Unless otherwise determined by Imerys UK and permitted by applicable law and regulation,
the Offer will not be made, directly or indirectly, in, into or from, or by use of the mails of, or
by any means or instrumentality (including, without limitation, facsimile transmission, telex,
telephone or email) of interstate or foreign commerce of, or by any facility of a national
securities exchange of, nor will it be made in, into or from, the United States, Canada or any
other jurisdiction if to do so would constitute a violation of the relevant laws of such
jurisdiction and the Offer will not be capable of acceptance by any such use, means,
instrumentality or facilities. Accordingly, copies of any documents relating to the Offer must
not be, directly or indirectly, mailed, transmitted or otherwise forwarded, distributed or sent,
in whole or in part, in, into or from, the United States, Canada or any other jurisdiction if to
do so would constitute a violation of the relevant laws of such jurisdiction and persons
receiving such documents (including custodians, nominees and trustees) must not directly or
indirectly mail, transmit or otherwise forward, distribute or send them in, into or from any
such jurisdiction as to do so may invalidate any purported acceptance of the Offer.
The availability of the Offer to UCM Shareholders who are not resident in the United
Kingdom may be affected by the laws of the jurisdiction in which they are resident. Persons
who are not resident in the United Kingdom should inform themselves about, and observe,
any applicable legal or regulatory requirements of those jurisdictions.

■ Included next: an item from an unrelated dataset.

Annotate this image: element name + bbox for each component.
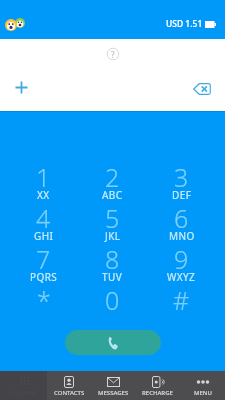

N M Rothschild & Sons Limited, which is authorised and regulated in the United Kingdom
by the Financial Services Authority, is acting exclusively for Imerys UK and Imerys S.A. and
no-one else in connection with the Offer and will not be responsible to anyone other than
Imerys UK and Imerys S.A. for providing the protections afforded to clients of Rothschild nor
for providing advice in relation to the Offer or any other matters referred to in this
announcement.
Ernst & Young, which is authorised and regulated in the United Kingdom by the Financial
Services Authority, is acting exclusively for UCM and no-one else in connection with the
Offer and will not be responsible to anyone other than UCM for providing the protections
afforded to clients of Ernst & Young nor for providing advice in relation to the Offer or any
other matters referred to in this announcement.